Tekanan ini contohnya adalah terbatasnya tenaga medis yang mengakibatkan para dokter dan perawat harus bekerja lebih lama daripada biasanya, sehingga hal tersebut mengakibatkan kelelahan dan dampaknya adalah banyak tenaga medis yang ikut tertular bahkan gugur akibat Covid-19.

Pemimpin juga sebagai manusia harus merelakan jam tidurnya terpotong untuk mengawasi perkembangan sehingga akan mempengaruhi kesehatannya, dan hal tersebut tentu akan memberikan pengaruh dalam keputusan yang akan diambil di tengah kondisi krisis ini.

2. Tekanan Psikologis dan Kognitif

Tekanan ini terjadi pada kondisi psikologis dan kognitif para stakeholders dan pemerintah sebagai pembuat keputusan. Mereka harus mengambil kebijakan dengan tenang dan tidak boleh terperangkap di dalam normalcy bias, yang menurut Kahneman (1982) adalah sebuah keadaan di mana sebuah masalah dianggap dapat diselesaikan melalui pengalaman masa lalu, sehingga pada akhirnya crisis dianggap sebagai sebuah rutinitas.

3. Tekanan Interpersonal dan Sosial

Tekanan ini jika tidak diredakan dengan baik akan mengakibatkan terhambatnya distribusi informasi. Pembuat keputusan dan manajemen cenderung untuk menjaga informasi hanya berada di internal organisasi sehingga kolaborasi yang diharapkan tidak dapat berjalan. Tentunya hal tersebut akan menjadi hambatan dalam kondisi crisis yang memerlukan banyak pihak yang terlibat.

4. Tekanan Operasional

Tekanan ini terjadi terhadap kemampuan sebuah organisasi dalam bekerja yang didesak melebihi kapasitasnya saat krisis. Tidak sedikit pemimpin yang gagal dalam menafsirkan keterbatasan organisasinya dalam tiga hal berikut:

(a) Kapabilitas: Kondisi crisis memerlukan skill yang lebih baik daripada kondisi sebelum crisis. Contohnya adalah pemerintah beserta jajarannya perlu memutar otak untuk membuat kondisi perekonomian di negaranya tetap terjaga ditengah kondisi pandemi Covid-19.

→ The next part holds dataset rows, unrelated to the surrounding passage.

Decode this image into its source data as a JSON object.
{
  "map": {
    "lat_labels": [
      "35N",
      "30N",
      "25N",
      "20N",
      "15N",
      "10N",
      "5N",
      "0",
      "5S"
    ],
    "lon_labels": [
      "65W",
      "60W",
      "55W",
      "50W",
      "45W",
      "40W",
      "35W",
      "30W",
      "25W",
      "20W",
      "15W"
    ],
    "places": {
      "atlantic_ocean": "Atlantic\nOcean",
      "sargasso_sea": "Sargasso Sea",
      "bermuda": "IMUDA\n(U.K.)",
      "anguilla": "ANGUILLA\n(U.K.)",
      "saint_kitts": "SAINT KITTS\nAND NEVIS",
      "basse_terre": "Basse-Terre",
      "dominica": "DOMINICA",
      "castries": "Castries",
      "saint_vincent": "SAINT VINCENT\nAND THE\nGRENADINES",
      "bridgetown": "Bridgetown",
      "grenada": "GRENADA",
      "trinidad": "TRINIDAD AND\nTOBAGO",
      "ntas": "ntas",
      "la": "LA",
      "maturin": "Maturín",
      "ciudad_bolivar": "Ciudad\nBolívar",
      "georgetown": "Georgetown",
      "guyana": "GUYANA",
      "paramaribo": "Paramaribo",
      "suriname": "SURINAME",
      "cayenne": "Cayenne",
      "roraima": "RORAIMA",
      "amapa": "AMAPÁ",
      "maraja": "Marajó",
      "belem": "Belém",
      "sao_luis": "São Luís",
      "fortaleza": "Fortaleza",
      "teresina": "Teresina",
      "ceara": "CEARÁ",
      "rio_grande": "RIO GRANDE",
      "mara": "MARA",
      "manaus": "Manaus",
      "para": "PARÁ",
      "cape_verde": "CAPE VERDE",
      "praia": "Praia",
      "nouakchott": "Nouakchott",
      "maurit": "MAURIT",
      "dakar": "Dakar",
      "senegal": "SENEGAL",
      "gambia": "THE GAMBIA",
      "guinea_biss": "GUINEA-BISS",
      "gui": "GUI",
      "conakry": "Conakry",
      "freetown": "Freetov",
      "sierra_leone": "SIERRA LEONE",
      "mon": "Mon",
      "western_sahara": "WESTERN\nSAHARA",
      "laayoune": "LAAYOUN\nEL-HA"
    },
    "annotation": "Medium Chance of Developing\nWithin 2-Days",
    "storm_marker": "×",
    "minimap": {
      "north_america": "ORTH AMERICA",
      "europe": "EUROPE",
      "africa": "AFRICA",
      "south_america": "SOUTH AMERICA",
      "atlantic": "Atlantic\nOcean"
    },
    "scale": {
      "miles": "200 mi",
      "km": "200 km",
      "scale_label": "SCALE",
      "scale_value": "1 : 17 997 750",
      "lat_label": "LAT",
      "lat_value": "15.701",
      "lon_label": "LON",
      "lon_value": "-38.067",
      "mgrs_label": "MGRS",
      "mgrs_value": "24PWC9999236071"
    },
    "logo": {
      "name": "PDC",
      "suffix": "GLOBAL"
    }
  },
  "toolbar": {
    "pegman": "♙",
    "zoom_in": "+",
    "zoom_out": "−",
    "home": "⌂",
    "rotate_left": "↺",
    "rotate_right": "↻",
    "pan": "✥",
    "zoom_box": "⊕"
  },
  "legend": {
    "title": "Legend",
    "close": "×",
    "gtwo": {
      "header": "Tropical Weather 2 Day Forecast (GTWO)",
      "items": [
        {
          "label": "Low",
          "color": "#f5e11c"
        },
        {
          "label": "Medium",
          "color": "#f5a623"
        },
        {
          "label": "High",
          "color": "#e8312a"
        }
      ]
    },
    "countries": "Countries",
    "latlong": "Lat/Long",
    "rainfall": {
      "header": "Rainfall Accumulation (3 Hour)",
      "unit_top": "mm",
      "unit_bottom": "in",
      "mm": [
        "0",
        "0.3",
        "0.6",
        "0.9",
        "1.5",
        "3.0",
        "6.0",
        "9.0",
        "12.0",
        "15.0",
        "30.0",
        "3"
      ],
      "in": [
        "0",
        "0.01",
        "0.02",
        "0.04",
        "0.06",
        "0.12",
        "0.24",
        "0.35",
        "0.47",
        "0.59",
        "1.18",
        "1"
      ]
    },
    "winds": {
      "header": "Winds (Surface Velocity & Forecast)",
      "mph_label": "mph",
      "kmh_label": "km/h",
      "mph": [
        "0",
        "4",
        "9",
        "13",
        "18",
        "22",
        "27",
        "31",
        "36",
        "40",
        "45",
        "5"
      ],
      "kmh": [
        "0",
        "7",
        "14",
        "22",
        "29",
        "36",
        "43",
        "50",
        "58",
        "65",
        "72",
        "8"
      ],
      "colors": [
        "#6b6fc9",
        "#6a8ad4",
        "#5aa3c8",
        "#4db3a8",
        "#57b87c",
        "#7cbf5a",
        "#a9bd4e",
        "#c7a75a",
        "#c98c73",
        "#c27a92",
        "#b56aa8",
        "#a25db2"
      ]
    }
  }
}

(b) Kapasitas: Kondisi crisis mengharuskan tersedianya lebih banyak sumber daya daripada kondisi sebelumnya. Contohnya adalah sebagai garda terdepan dalam menghadapi Covid-19, tenaga medis sangat dibutuhkan keberadaannya.

(c) Pengiriman: Kondisi crisis mendesak agar sumber daya lebih cepat disalurkan daripada kondisi sebelum crisis. Contohnya adalah penyaluran bantuan non tunai seperti sembako yang disalurkan oleh pemerintah dikarenakan masyarakat terhambat perekonomiannya sehingga bantuan tersebut sangat dibutuhkan oleh masyarakat.

5. Tekanan Politik

Tekanan politik terhadap kepemimpinan seorang pemimpin dan pemerintahan. Hal tersebut sangat perlu diatasi karena tekanan ini tidak tampak secara jelas, namun terdapat banyak oknum yang menunggu kegagalan pemerintah sebagai sebuah momentum untuk mendapatkan modal politik dan simpati masyarakat.

3 Hal yang Dibutuhkan Para Pemimpin dalam Kondisi Crisis Pandemi Covid-19

1. Komunikasi

Komunikasi merupakan hal terpenting dalam mengatasi kondisi crisis. Komunikasi perlu dilakukan secara teratur, dan selalu di-update setiap harinya, hal tersebut dilakukan agar memberikan ketenangan bagi orang-orang yang dipimpin.

2. Kejelasan

Kejelasan dimulai dengan memahami suatu kondisi atau permasalahan secara jelas, sampai bagaimana cara mengkomunikasikan langkah-langkah yang akan diambil untuk mengatasi kondisi atau permasalahan tersebut. Jika hal tersebut dilakukan dengan baik dan benar, maka kejelasan akan terbangun dengan sendirinya bagi orang-orang yang terlibat. Seperti yang diketahui manusia akan merasa khawatir, panik, dan takut jika dihadapkan pada ketidakjelasan atau sesuai yang tidak dapat mereka pahami.

3. Kepedulian

Para pemimpin dituntut untuk memiliki rasa peduli atau empati terhadap orang-orang yang dipimpinnya sehingga akan meningkatkan kepercayaan (trust) di bawah kepemimpinannya.